線香の香煙は一瞬でかき消され、代わりに部屋を満たしたのは、何十年も閉ざされていた湿った床下の土の匂いと、腐敗した畳、そして古い血の生臭さだった。
動けない。
足が金縛りに遭ったように畳に貼り付き、指一本動かすことができない。
喉が引き攣り、呼吸が浅くなる。
背後に、誰かが立っている。
背中越しに伝わる、凍てつくような怨念と殺意。
その「何か」は、ゆっくりと圭太の肩越しに顔を覗き込もうとしていた。
耳元で、カサカサと乾燥した髪の毛が肌に触れる感触がした。
氷のように冷たい髪の毛だった。
「い……やだ……」
圭太は、動かない体に鞭打ち、視線だけを正面へ動かした。
床の間に置かれた、黒ずんだ大きな姿見の鏡。
その鏡の面に、暗い仏間の光景が映し出されていた。
鏡の中には、顔を蒼白にして固まっている圭太の姿があった。
そして、圭太のすぐ後ろ。
圭太の両肩に長くて痩せこけた手をかけ、背後から覆いかぶさるように立っている「黒い人影」が映っていた。
その人影には、顔がなかった。
頭部の中心が、まるでアルバムの写真と同じように、尖った刃物でズタズタに削り取られたかのように真っ黒な穴が空いている。

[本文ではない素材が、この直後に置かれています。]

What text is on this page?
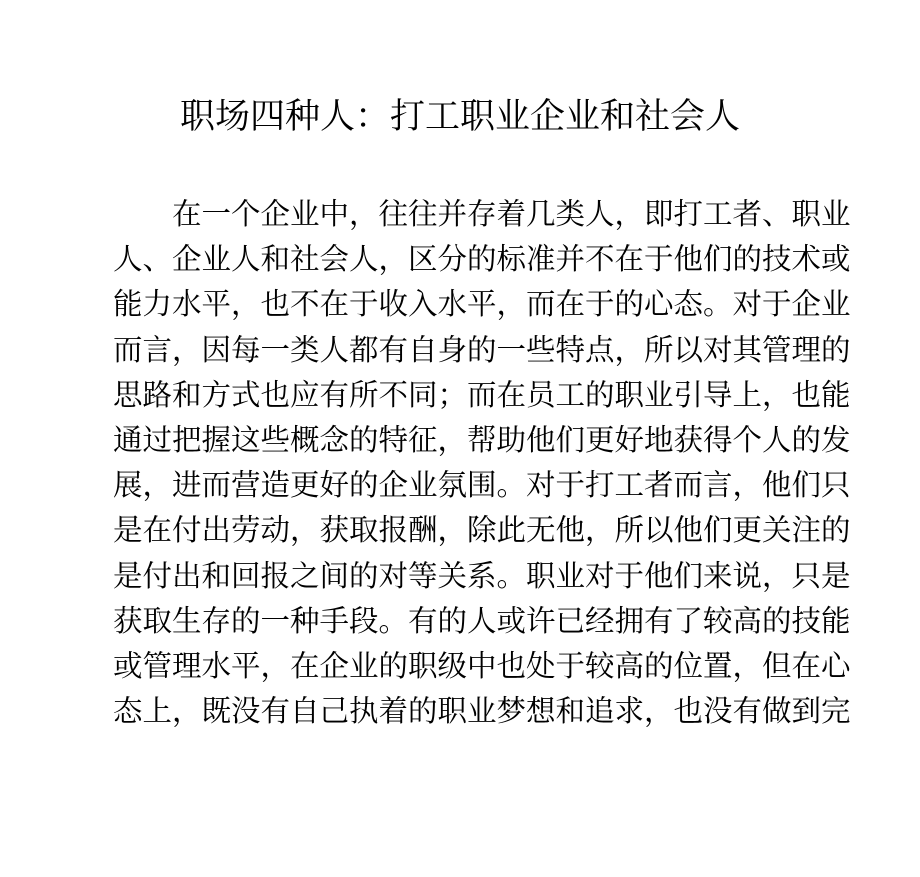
职场四种人：打工职业企业和社会人
在一个企业中，往往并存着几类人，即打工者、职业
人、企业人和社会人，区分的标准并不在于他们的技术或
能力水平，也不在于收入水平，而在于的心态。对于企业
而言，因每一类人都有自身的一些特点，所以对其管理的
思路和方式也应有所不同；而在员工的职业引导上，也能
通过把握这些概念的特征，帮助他们更好地获得个人的发
展，进而营造更好的企业氛围。对于打工者而言，他们只
是在付出劳动，获取报酬，除此无他，所以他们更关注的
是付出和回报之间的对等关系。职业对于他们来说，只是
获取生存的一种手段。有的人或许已经拥有了较高的技能
或管理水平，在企业的职级中也处于较高的位置，但在心
态上，既没有自己执着的职业梦想和追求，也没有做到完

だが、その削れた黒い穴の奥から、幾つもの爛々と光る怨念の目が、こちらをじっと見つめていた。
『……家……を……か……え……せ……』
頭の中に直接響くような、耳鳴りに似たかすれ声が聴こえた。
離れで凍死した兄・清次の声。
清次は、作造が死ぬのをずっと待っていた。
作造が死に、その血を引く孫、作造が遺した資産を継ぐ者がこの家に来るのを、床下で、暗闇の中で、半世紀以上も爪を研ぎながら待ち続けていた。
鏡の中で、削れた黒い顔が、ゆっくりと圭太の顔へと重なっていく。
鏡に映る圭太自身の顔が、ぐにゃりと歪み始めた。
目元が削れ、鼻が潰れ、皮膚がボロボロと剥がれ落ちていくように、清次の黒い穴の中へ吸い込まれていく。
「あ……あああっ!」
圭太は悲鳴を上げようとしたが、声はかすれた音にしかならなかった。
ふと見上げた壁の遺影。
作造のポートレートの顔は、ついに恐怖に耐えかねたように、見開かれた黒目からタールのような黒い液体を流していた。
黒い涙が額縁を伝い、壁紙を伝って滴り落ちる。
作造の口が、写真の中でパクリと開いた。
『……に……げ……ろ……』
それが祖父の最後の警告だったのか。
それとも自らの罪に対する絶望の呻きだったのか。
ミシ……ミシ……とガラスが軋む音がした。
鏡の中の黒い穴が拡大し、圭太の視界全体を漆黒で覆い尽くしていく。
首筋に触れた冷たい指先が、ぎゅっと力を込めて喉を絞め上げてくる。
カツン、カツンと、爪で写真を削り取るような乾いた音が、圭太の意識の奥底でいつまでも、いつまでも響き続けていた。
翌週。
四谷の古い家を訪れた不動産屋の男は、首をひねっていた。
土地の相続手続きのために待ち合わせていた秋山圭太と連絡が突然途絶え、玄関の鍵が開いたままになっていたからだ。
室内には誰もいなかった。
仏間の畳の上には、古い手帳とアルバムが乱雑に散らばっていた。
不動産屋の男は、ふと仏壇の横に飾られた遺影を見上げた。
そこには、二人の男が並んで写っていた。
一人は、どこか怯えたような顔をして縮こまる老人の作造。
そしてもう一人。
作造の隣で黒い和服を着て立ち、顔の部分が真っ黒く削り取られた若い男の姿。
不動産屋の男はゾクリとして、すぐに目を逸らした。
その削られた顔の男の肩のラインや佇まいは、行方不明になった秋山圭太の姿と不気味なほどよく似ていた。